Tales of Science

Marianne Labisch (Hrsg.)

Anlässlich des 15. Geburtstags microTEC Südwest e.V. haben sich Marianna Labisch und Christine Neuy etwas Interessantes einfallen lassen. Eine illustrierte Anthologie von Kurzgeschichten, geschrieben von Wissenschaftlern und Forschern, die bislang überwiegend sekundärliterarisch in Fachmagazinen publiziert haben. Fast jeder dieser elf Geschichten ist eine einleitende Illustration entweder von Nina Allard oder Julianne Henning vorangestellt worden.

 Auch wenn die Wissenschaftler mit einem Schwerpunkt der Mikrosystemtechnik sehr nahe an der Zukunft, an heraufdämmernden Erfindungen „dran“ sind, ist es erstaunlich, dass sie sich fast mehr mit den humanistischen Folgen und ungeplanten „Entwicklungen“ beschäftigen als der blanken Technik.

 Auffallend sind in dieser Hinsicht die beiden ersten Geschichten der Anthologie. „kleines Cleverle“ von Moustafa Nawito und Cathrina Flums „In der Mikrowelt“. Aus der Sicht von Nanobots wird ihr Alltag beschrieben, wobei die kleinen Helfer der Menschen ein eigenes Bewusstsein, in Flums Geschichte sogar ein fast menschliches Freizeitverhalten entwickeln. Die eigenen Persönlichkeiten werden unterstrichen durch ihre kleinen Gottkomplexe, in denen sie sich dem Menschen als Schöpfer überlegen fühlen, wobei Moustafa Nawito seinen ein wenig egozentrischen Protagonisten auf den harten Boden der Realität zurückholt, während Cathrina Flum bis zum Freizeitpark einen ironischen Grundton durchhält. Erst der letzte Abschnitt der Geschichte mit den menschlichen Protagonisten wirkt ein wenig zu bemüht, um die bis dahin hervorragende Idee wieder unnötig zu Erden.

 Die Beziehung zwischen Mensch und Maschine steht im Mittelpunkt einiger andere Geschichten. Thomas Burghardts „Laothoe“ beschreibt das Verhältnis zwischen einem auf Hilfe angewiesenen Menschen und seiner Humanoiden. Der Erzähler beobachtet ihr immer menschlicher werdendes Verhalten und gleicht es gleichzeitig ein wenig mit seinem bisherigen Lebenslauf ab. Allerdings bleibt der Autor dem Erzähler eine Auflösung schuldig, das Ende wirkt ein wenig überhastet und eher philosophisch als zufrieden stellend. 

 Christine Rufferts „Schöne neue Welt?“ beschreibt den Arbeitsalltag in einem modernen Altersheim.
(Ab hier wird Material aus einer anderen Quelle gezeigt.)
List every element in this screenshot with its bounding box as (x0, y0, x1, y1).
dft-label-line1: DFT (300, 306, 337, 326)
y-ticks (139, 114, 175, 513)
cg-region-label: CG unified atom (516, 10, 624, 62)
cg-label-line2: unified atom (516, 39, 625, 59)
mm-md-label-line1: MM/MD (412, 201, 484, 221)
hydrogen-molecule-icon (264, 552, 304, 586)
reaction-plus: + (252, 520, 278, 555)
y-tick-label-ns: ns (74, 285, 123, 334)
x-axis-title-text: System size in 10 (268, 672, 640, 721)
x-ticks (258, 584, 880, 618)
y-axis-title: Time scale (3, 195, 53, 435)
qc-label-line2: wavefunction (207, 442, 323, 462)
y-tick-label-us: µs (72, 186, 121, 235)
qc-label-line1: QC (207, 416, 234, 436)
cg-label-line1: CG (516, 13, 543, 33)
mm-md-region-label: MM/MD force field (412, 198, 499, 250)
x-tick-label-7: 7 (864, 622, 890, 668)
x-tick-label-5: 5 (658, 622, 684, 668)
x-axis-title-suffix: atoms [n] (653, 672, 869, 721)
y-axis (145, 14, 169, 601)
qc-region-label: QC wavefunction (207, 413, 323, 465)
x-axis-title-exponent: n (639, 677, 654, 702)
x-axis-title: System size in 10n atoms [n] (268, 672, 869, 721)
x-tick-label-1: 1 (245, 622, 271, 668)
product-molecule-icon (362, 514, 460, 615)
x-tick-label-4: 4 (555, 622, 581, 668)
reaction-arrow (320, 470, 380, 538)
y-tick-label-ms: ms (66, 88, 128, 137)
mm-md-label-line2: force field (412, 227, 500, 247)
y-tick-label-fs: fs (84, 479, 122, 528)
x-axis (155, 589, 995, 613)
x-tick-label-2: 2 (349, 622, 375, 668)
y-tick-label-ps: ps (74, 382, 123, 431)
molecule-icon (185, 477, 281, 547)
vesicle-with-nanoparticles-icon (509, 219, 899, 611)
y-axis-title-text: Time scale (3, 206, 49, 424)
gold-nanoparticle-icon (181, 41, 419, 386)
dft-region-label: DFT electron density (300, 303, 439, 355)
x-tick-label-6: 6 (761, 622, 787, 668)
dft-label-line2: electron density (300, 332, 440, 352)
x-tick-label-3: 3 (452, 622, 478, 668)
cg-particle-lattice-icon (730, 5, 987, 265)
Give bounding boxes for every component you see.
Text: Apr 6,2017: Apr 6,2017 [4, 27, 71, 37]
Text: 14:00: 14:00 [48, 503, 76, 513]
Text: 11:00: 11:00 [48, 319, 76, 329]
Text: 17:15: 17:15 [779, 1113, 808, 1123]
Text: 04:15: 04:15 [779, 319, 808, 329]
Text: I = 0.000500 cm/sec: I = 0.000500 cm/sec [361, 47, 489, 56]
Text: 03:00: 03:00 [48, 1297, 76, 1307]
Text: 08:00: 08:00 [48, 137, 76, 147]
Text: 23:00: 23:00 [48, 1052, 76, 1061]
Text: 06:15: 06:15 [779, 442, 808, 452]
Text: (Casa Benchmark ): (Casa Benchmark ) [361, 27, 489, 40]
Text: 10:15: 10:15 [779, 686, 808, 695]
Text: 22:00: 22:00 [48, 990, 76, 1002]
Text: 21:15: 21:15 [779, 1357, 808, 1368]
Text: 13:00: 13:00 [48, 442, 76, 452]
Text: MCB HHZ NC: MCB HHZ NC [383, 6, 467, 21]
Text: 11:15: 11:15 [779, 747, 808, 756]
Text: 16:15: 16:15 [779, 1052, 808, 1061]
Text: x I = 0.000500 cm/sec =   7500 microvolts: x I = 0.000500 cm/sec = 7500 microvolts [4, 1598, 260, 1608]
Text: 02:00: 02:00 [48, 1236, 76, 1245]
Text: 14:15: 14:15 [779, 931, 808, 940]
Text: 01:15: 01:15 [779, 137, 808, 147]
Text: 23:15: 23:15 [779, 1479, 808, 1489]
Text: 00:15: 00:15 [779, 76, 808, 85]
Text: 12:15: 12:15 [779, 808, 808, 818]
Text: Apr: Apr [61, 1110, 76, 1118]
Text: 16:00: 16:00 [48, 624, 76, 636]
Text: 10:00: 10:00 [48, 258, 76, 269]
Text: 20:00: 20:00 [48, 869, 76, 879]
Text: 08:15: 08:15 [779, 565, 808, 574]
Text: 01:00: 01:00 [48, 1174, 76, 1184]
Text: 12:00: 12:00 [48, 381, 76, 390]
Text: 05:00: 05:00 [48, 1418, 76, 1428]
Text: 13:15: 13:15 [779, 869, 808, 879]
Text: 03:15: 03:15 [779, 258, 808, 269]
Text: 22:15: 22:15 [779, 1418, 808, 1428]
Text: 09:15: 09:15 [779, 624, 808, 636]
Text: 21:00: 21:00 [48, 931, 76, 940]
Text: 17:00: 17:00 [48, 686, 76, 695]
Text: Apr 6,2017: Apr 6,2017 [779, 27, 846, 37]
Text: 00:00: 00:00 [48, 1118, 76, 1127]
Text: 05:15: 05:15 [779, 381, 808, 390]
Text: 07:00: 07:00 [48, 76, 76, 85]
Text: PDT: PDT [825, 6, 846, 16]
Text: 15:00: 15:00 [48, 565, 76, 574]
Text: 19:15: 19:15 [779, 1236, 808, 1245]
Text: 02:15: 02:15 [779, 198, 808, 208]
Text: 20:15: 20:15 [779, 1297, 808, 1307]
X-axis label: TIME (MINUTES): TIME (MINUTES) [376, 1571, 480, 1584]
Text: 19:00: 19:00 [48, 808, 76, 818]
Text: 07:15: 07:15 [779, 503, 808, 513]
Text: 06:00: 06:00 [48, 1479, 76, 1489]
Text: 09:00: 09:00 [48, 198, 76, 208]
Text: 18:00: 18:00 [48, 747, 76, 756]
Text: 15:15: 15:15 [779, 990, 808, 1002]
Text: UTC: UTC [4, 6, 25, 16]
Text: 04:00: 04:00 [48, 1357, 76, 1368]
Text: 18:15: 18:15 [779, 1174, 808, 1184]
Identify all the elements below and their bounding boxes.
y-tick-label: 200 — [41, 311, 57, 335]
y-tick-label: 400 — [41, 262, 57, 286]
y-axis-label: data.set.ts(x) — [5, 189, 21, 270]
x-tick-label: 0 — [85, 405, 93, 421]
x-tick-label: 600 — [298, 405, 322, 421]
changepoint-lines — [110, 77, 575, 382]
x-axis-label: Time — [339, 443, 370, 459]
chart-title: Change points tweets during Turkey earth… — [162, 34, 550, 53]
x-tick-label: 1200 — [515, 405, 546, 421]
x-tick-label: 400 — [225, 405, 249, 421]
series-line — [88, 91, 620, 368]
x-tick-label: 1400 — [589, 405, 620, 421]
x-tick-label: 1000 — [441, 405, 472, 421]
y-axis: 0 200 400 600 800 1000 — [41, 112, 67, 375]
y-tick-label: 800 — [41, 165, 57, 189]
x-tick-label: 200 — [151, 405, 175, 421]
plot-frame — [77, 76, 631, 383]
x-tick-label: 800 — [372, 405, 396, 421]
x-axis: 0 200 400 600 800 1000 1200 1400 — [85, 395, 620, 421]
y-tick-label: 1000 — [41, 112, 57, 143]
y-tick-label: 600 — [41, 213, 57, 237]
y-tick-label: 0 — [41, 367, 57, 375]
Wo es sich befindet, ist eine der Pointen der Geschichte. Die Autorin lässt ihre Protagonistin immer weiter abschweifen, fügt einzelne Aspekte der Zukunft nebenbei in die handlungstechnisch eher starre Geschichte ein. Auch die Ausreißerin dient eher als weitere Vermittlung von Informationen. Positiv ist der angenehme, unaufgeregte Stil, in welchem die Story erzählt worden ist.

 Fritz Schlichers „Ergo Sum“ und Nicolai Simons „Auto- Doc“ zeigen die Schwierigkeiten, Androiden im Grunde den menschlichen Stärken anzupassen, ohne die humanistischen Schwachpunkte ignorieren zu können. Simons „Auto- Doc“ ist hinsichtlich des Plots die mehr Zufriedenstellende Geschichte, denn der Mensch muss erkennen, dass er nicht der Herrscher, sondern nur noch der Lehrer ist. Fritz Schlicher versucht in seiner deutlich humorvolleren Story aufzuzeigen, dass es im Grunde keine perfekten Androiden gibt, welche die simple Arbeit des aktiven Verkaufens übernehmen können. Interessant ist dabei weniger das Lernkonzept, mit welchem der Protagonist vorgeht, sondern die für den Leser viel schneller zu erahnenden Auswirkungen. Was zu Beginn zu ernst genommen wird und von den Androiden nicht entsprechend umgesetzt werden kann, entwickelt sich natürlich aufgrund der Vorlagen zu einer neuartigen Form der mechanischen Anarchie. Aber diesen Punkt hätte der Protagonist erkennen können, vielleicht sogar erkennen müssen. Zusätzlich hätte auch gegengesteuert werden können. Wie einige anderen der längeren Geschichten dieser Sammlung hat der Leser das zusätzlich unbestimmte Gefühl, als wenn den Autoren abschließend eine Platzbeschränkung  auferlegt worden ist, denn Fritz Schlicher versucht im Epilog möglichst viele der noch hängenden roten Fäden abzuschließen. Positiv ist, dass der Autor vor allem die Werbebranche, die Jagd nach dem schnellen Geld der Kunden ohne in Extreme zu verfallen persifliert und damit für einige humorvolle Szenen in dieser Sammlung sorgt. 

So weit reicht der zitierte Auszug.